Un peu de modestie dans son propre contentement de soi permettrait peut-être encore au Gouvernement de réaliser des progrès pour s’attribuer le label d’une gestion de qualité, et plus encore de comprendre que les minces résultats obtenus l’ont été au prix d’un véritable matraquage fiscal. Aujourd’hui, l’expression « trop d’impôt tue l’impôt » est non pas un simple slogan, mais l’interprétation populaire d’une courbe bien connue des économistes relative à la flexibilité fiscale.
Ainsi, alors que la loi de finances pour 2013 prévoyait 30 milliards d’euros de recettes fiscales supplémentaires par rapport à 2012, le résultat effectif s’est élevé exactement à la moitié de cette somme, soit 15 milliards d’euros. Tous les impôts importants sont touchés : l’impôt sur les sociétés – moins 6, 3 milliards d’euros –, l’impôt sur le revenu – moins 4, 9 milliards d’euros –, la TVA – également moins 4, 9 milliards d’euros.
En général, l’histoire éclaire l’avenir, et, comme elle est très récente, elle risque de rejoindre rapidement l’actualité budgétaire, d’autant que la mauvaise anticipation de l’évolution spontanée des recettes fiscales dénoncée par la Cour des comptes en 2013 n’a fait l’objet d’aucune correction, ni dans la loi de finances pour 2014 ni dans le présent projet de loi de finances rectificative. La Cour des comptes voyait dans cette mauvaise anticipation les principales explications de « la dégradation du solde budgétaire », phrase porteuse de tous les dangers !
À ce stade, et s’agissant de l’héritage trop souvent complaisamment invoqué, il n’est pas inutile de rappeler que, en 2010 et 2011, la réduction du déficit constaté était de l’ordre de 14 milliards d’euros, et que l’exécution de la loi de finances pour 2011 avait été conforme aux prévisions.
Une dette toujours croissante et des rentrées fiscales aléatoires – 15 milliards d’euros de moins par rapport aux prévisions – nous exposent, tout le monde en conviendra, à des risques majeurs.
Au surplus, les engagements hors bilan que l’État a contractés affectent également gravement notre capacité à soutenir des dettes financières aussi étendues.
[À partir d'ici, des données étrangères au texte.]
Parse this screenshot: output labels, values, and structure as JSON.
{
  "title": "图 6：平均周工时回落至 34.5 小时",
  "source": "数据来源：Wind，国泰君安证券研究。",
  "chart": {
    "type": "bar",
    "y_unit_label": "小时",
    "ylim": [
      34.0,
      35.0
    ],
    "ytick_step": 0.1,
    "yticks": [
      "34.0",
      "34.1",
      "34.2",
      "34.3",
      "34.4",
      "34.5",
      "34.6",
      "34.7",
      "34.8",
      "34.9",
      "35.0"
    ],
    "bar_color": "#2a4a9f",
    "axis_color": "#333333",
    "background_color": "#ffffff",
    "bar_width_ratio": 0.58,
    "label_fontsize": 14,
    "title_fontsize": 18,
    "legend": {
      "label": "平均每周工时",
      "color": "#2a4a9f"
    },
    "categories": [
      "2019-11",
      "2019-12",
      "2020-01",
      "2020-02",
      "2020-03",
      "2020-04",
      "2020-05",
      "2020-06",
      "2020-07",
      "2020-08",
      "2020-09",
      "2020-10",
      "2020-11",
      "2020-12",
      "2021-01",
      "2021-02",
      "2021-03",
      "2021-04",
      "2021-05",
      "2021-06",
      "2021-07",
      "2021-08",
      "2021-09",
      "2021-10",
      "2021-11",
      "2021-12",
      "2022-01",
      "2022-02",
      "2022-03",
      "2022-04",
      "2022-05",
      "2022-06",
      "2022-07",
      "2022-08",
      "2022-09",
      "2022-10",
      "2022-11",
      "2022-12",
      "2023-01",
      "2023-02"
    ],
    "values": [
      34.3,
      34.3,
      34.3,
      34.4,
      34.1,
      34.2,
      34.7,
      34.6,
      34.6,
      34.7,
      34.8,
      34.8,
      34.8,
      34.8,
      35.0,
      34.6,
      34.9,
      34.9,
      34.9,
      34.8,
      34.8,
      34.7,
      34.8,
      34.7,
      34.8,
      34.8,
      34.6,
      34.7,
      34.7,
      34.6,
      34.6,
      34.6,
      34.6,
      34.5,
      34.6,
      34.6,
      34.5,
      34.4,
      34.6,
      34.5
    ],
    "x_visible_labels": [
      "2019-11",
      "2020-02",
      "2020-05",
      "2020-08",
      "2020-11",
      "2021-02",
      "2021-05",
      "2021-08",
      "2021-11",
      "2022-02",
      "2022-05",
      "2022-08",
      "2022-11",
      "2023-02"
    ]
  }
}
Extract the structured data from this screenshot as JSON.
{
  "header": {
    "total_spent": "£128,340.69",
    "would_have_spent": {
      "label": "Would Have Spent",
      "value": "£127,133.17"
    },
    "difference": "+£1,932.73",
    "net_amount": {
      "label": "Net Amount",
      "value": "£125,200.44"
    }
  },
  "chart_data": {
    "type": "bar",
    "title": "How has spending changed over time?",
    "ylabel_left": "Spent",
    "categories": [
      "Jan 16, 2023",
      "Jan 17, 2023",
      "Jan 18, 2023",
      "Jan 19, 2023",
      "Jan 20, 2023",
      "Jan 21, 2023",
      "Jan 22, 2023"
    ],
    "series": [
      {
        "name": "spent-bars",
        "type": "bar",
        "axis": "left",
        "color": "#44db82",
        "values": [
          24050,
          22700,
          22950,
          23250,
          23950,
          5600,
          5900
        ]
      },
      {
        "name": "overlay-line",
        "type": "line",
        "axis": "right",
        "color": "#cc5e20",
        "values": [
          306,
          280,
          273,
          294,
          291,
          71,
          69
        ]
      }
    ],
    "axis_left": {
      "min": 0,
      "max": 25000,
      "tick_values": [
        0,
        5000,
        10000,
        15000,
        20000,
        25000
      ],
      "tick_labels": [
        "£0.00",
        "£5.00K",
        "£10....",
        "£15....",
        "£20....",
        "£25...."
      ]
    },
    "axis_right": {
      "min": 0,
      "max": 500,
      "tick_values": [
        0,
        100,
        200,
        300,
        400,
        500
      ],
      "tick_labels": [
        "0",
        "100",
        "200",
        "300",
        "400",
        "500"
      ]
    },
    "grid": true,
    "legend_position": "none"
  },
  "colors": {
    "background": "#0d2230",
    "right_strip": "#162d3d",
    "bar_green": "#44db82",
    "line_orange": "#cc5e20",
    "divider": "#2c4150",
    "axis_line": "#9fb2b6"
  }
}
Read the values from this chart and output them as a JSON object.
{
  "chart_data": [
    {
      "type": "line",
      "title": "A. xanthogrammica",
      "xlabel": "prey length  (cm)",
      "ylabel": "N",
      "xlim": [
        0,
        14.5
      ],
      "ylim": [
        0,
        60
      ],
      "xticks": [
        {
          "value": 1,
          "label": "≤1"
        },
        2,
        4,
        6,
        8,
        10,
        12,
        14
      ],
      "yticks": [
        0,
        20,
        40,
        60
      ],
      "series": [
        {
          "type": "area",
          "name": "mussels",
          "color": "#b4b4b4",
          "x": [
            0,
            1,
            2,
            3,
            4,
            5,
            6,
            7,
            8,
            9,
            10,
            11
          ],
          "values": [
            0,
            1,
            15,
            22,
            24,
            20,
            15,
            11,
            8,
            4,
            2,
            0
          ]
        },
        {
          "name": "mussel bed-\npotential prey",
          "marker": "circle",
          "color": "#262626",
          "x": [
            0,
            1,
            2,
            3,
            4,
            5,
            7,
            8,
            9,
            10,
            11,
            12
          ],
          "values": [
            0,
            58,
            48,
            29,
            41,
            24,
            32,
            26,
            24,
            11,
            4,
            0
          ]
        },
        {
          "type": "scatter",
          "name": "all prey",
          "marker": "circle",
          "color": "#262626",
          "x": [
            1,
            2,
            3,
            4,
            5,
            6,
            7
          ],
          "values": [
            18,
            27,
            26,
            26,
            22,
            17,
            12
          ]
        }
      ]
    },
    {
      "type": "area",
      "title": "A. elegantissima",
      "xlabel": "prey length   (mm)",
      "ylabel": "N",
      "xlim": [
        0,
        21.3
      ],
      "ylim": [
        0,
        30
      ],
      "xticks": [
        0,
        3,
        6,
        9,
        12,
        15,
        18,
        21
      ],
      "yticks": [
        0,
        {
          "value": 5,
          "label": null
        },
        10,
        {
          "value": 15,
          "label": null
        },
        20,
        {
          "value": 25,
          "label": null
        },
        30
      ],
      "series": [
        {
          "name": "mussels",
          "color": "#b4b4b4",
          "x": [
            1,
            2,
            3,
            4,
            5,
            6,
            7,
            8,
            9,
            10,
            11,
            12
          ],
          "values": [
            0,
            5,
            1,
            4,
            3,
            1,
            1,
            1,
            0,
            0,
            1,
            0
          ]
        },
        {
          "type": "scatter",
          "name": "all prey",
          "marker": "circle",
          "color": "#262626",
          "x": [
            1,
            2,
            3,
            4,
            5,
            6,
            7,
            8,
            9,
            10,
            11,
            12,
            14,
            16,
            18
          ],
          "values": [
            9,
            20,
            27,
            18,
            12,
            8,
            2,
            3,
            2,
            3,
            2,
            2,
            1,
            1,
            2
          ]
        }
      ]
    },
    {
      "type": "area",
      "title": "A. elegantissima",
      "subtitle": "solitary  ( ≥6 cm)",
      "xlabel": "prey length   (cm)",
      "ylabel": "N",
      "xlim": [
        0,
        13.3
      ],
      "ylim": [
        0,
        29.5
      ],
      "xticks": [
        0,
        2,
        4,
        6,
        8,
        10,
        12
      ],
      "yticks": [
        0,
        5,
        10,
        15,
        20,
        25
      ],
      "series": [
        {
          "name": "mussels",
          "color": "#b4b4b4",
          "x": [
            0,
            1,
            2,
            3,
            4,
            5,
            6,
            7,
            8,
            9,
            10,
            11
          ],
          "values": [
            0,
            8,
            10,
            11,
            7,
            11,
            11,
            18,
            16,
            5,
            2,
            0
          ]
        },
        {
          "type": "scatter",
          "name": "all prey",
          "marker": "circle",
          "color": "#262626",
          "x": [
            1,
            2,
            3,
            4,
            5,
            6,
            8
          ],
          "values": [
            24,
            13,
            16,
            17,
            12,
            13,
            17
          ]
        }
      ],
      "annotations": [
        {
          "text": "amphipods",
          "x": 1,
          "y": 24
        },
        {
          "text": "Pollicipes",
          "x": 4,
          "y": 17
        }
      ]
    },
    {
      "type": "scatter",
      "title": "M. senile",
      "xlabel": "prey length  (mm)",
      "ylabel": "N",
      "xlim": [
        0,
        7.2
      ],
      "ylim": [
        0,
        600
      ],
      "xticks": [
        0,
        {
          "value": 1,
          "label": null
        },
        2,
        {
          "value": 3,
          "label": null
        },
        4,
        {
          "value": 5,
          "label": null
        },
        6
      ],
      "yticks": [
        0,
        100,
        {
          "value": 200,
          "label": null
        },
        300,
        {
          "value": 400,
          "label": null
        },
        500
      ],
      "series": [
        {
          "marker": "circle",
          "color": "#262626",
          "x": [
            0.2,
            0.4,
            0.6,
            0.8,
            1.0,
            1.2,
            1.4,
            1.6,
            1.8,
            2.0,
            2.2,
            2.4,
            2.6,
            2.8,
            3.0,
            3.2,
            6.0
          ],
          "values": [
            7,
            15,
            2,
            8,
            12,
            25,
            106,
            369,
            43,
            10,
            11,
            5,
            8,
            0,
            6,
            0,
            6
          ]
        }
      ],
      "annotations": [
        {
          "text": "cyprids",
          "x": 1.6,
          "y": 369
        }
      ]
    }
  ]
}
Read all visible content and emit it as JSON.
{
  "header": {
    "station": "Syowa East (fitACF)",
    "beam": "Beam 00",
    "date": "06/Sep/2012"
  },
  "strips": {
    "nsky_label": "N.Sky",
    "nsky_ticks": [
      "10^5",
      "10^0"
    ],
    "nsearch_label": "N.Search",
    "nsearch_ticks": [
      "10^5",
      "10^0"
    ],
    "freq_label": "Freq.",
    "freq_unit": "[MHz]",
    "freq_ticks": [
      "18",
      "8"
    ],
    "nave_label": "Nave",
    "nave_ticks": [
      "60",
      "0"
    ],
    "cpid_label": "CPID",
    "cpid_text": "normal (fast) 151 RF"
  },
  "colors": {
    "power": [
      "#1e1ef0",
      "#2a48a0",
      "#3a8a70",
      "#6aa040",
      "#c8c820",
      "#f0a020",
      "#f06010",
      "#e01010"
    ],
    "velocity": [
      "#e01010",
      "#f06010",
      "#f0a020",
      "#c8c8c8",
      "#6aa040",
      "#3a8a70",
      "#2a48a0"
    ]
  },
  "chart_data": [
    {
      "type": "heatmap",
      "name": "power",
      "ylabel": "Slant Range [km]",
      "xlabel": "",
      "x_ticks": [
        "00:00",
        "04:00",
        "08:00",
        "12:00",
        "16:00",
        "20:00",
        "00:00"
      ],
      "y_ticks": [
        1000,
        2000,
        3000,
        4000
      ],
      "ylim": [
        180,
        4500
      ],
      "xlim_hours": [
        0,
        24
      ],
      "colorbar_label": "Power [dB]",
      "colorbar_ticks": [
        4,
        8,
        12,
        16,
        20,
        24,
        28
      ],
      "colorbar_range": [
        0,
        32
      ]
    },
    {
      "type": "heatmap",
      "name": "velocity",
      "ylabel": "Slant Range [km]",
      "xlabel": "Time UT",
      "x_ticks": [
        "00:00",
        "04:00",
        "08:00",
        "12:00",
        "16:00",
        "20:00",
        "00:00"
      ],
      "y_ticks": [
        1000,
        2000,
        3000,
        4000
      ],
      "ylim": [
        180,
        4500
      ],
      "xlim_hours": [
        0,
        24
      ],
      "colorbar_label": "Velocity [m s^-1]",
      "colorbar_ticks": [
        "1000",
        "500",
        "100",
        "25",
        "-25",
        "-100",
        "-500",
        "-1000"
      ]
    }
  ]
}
Leur montant publié dans le compte général de l’État s’élève à 2 838 milliards d’euros, dont 1 460 milliards d’euros pour les engagements des retraites.
Enfin, ici, au Sénat, il n’est pas inutile de signaler que l’encours des dépôts des collectivités territoriales au Trésor a diminué de 2, 7 milliards d’euros en 2013, concrétisant un contexte de fortes incertitudes quant aux ressources de ces dernières et pesant sur la trésorerie de l’État, qui a connu un solde en baisse de 7, 9 milliards d’euros.